Your description reminds me of "After Ixmal", a short story by Jeff Sutton, first published in Amazing Stories, October 1962; reprinted in Thrilling Science Fiction, June 1972, which is available at the Internet Archive.
The basic story is the same: a military AI is the sole survivor of a nuclear holocaust; later, it discovers another AI, and the two machines destroy each other. The details, however, are seriously different. I'll take it point by point.
I'm looking for a short story where a giant supercomputer (built into a mountain)
A batholith is something like a mountain, isn't it?
Ixmal lazily scanned the world from atop the rugged batholith.
turns itself on after a nuclear war, and then starts to build robots which explore the desolate earth.
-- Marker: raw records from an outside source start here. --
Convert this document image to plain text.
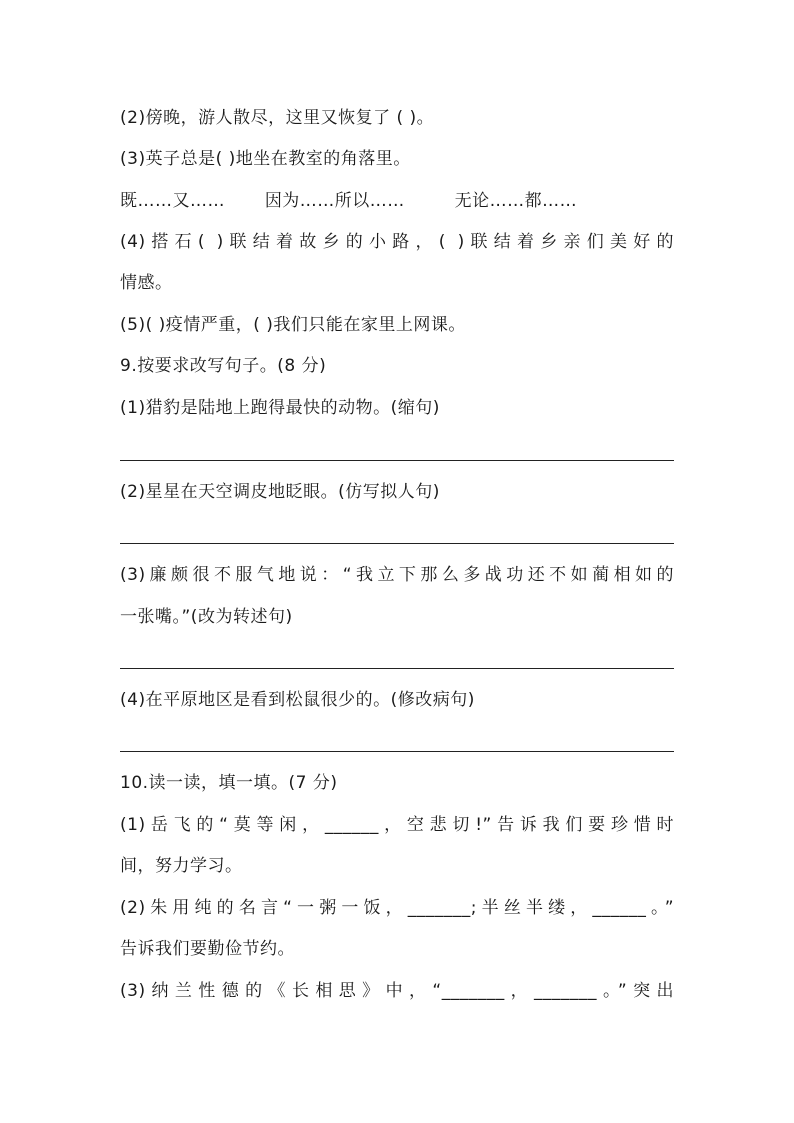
(2)傍晚，游人散尽，这里又恢复了 ( )。
(3)英子总是( )地坐在教室的角落里。
既……又…… 因为……所以……	无论……都……
(4)搭石( )联结着故乡的小路，( )联结着乡亲们美好的
情感。
(5)( )疫情严重，( )我们只能在家里上网课。
9.按要求改写句子。(8 分)
(1)猎豹是陆地上跑得最快的动物。(缩句)
(2)星星在天空调皮地眨眼。(仿写拟人句)
(3)廉颇很不服气地说：“我立下那么多战功还不如蔺相如的
一张嘴。”(改为转述句)
(4)在平原地区是看到松鼠很少的。(修改病句)
10.读一读，填一填。(7 分)
(1)岳飞的“莫等闲，______，空悲切!”告诉我们要珍惜时
间，努力学习。
(2)朱用纯的名言“一粥一饭，_______;半丝半缕，______。”
告诉我们要勤俭节约。
(3)纳兰性德的《长相思》中，“_______，_______。”突出
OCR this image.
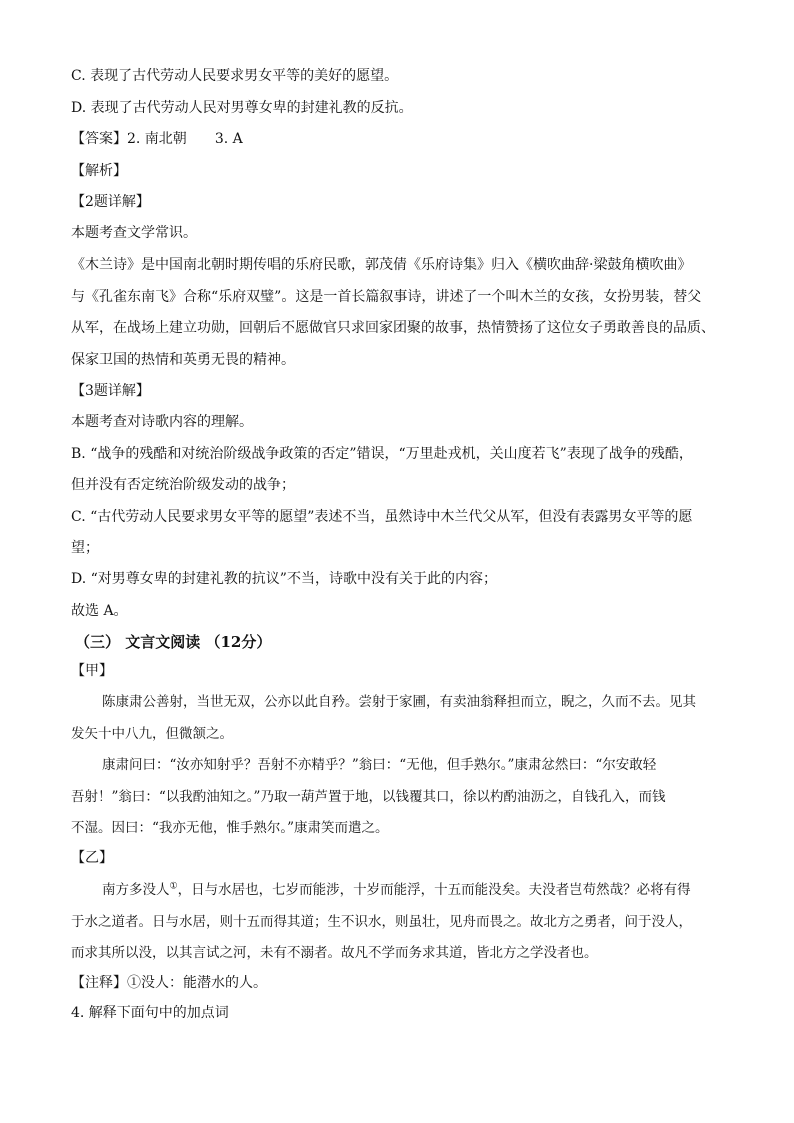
C. 表现了古代劳动人民要求男女平等的美好的愿望。
D. 表现了古代劳动人民对男尊女卑的封建礼教的反抗。
【答案】2. 南北朝 3. A
【解析】
【2题详解】
本题考查文学常识。
《木兰诗》是中国南北朝时期传唱的乐府民歌，郭茂倩《乐府诗集》归入《横吹曲辞·梁鼓角横吹曲》
与《孔雀东南飞》合称“乐府双璧”。这是一首长篇叙事诗，讲述了一个叫木兰的女孩，女扮男装，替父
从军，在战场上建立功勋，回朝后不愿做官只求回家团聚的故事，热情赞扬了这位女子勇敢善良的品质、
保家卫国的热情和英勇无畏的精神。
【3题详解】
本题考查对诗歌内容的理解。
B. “战争的残酷和对统治阶级战争政策的否定”错误，“万里赴戎机，关山度若飞”表现了战争的残酷，
但并没有否定统治阶级发动的战争；
C. “古代劳动人民要求男女平等的愿望”表述不当，虽然诗中木兰代父从军，但没有表露男女平等的愿
望；
D. “对男尊女卑的封建礼教的抗议”不当，诗歌中没有关于此的内容；
故选 A。
（三） 文言文阅读 （12分）
【甲】
陈康肃公善射，当世无双，公亦以此自矜。尝射于家圃，有卖油翁释担而立，睨之，久而不去。见其
发矢十中八九，但微颔之。
康肃问曰：“汝亦知射乎？吾射不亦精乎？”翁曰：“无他，但手熟尔。”康肃忿然曰：“尔安敢轻
吾射！”翁曰：“以我酌油知之。”乃取一葫芦置于地，以钱覆其口，徐以杓酌油沥之，自钱孔入，而钱
不湿。因曰：“我亦无他，惟手熟尔。”康肃笑而遣之。
【乙】
南方多没人①，日与水居也，七岁而能涉，十岁而能浮，十五而能没矣。夫没者岂苟然哉？必将有得
于水之道者。日与水居，则十五而得其道；生不识水，则虽壮，见舟而畏之。故北方之勇者，问于没人，
而求其所以没，以其言试之河，未有不溺者。故凡不学而务求其道，皆北方之学没者也。
【注释】①没人：能潜水的人。
4. 解释下面句中的加点词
He looks for (and actually finds traces of) human survivors.
There is nuclear war, all right, but no survivors except ("his impervium-sheathed body had protected him") Ixmal, who had tricked his creators into setting off a chain reaction that destroyed all living things:
He, Ixmal, ruled the earth. He jubilantly projected his thoughts over his new domain. Ashes. London, Berlin, Moscow, Shanghai, New York—all were ashes. Gaunt piles of fine gray ash marked once green forests; nor did the most minute blade of grass exist. The seas were sterile graveyards. Terrible silence. Ixmal momentarily felt panic-stricken. Alone! The Man was gone! Alone—a ruler of ashes. Emperor of a great silence.
After a few hundred million years, life returns: microbes, dinosaurs, and eventually:
(Dinosaurs disappeared, the earth trembled under the foot of the mammoth.) Ixmal momentarily was appalled to discover a strange man-form dwelling among distant crags. He was hulking, grotesque, but he walked erect—the first of his kind.
Then he discovers a similar supercomputer somewhere else which apparently was built by the enemy for similar purposes.
Ixmal's rival is out in space, apparently the creation of defunct aliens:
But beyond the earth, forty million miles away in empty space, something occurred which hadn't occurred in almost seven hundred million years. Ixmal sensed Intelligent Thought!
He withdrew his receptors without thinking (his first pure reflex), waiting fearfully until Psychband adjusted him to the situation. Then, cautiously, he projected cautious thoughts into the void.
"Who are you? Who are you? Identify." Silence. Somewhere in the great vault above something lurked. An Intelligence. He must find it, must test it. It was more than a challenge; it was a threat. Its very silence was ominous.
"Who are you? Who are you? You must identify."
Ixmal finally locates the other:
Ixmal gridded the solar system; every planet, every moon; each shattered remnant that drifted through space, the asteroids and orbital comets, even the sun. Seventy-two hundred years later he detected his enemy—a small plasto-metallic cube crouched atop a jagged peak on Callisto, Jupiter's fifth moon. Ha, far from being the master of Mars, his opponent was locked to a small satellite—a mote in space. And he had presumed equality!
The computers build a permanent data cable and establish a peace; but in the end they both destroy each other (in an energy pulse sent over the cable, simultaneously by both sides).
No cable (they are on different planets), no truce; they destroy each other with missiles:
Ixmal gloatingly followed "Star-Blaster's" course. He saw it hurtle past the moon, watched while for a split second it formed one apex of an equilateral triangle with Mars and earth, reveled as it drove through the belt of asteroids. Ha, the alien was doomed. His very atoms would be flung to the stars. He was watching "Star-Blaster" when . . .
Ixmal recoiled, disbelieving, then terrified. A great warhead hurtled through the belt of asteroids, earth-bound, driven at unbelievable velocity by the mind of Zale-3. Ixmal frantically calculated, pounding his circuits to produce answers in split thousandths of a second. Frenzied, he analyzed his findings: the warhead would strike his very body.
I think this story was part of a German-language book of maybe 20 sci-fi stories.
Another miss, I'm afraid. as far as ISFDB knows, the only book publication of "After Ixmal" was in the anthology Space Opera edited by Brian W. Aldiss, and the only translation was "Poslije Ixmala" (1978) in Croatian.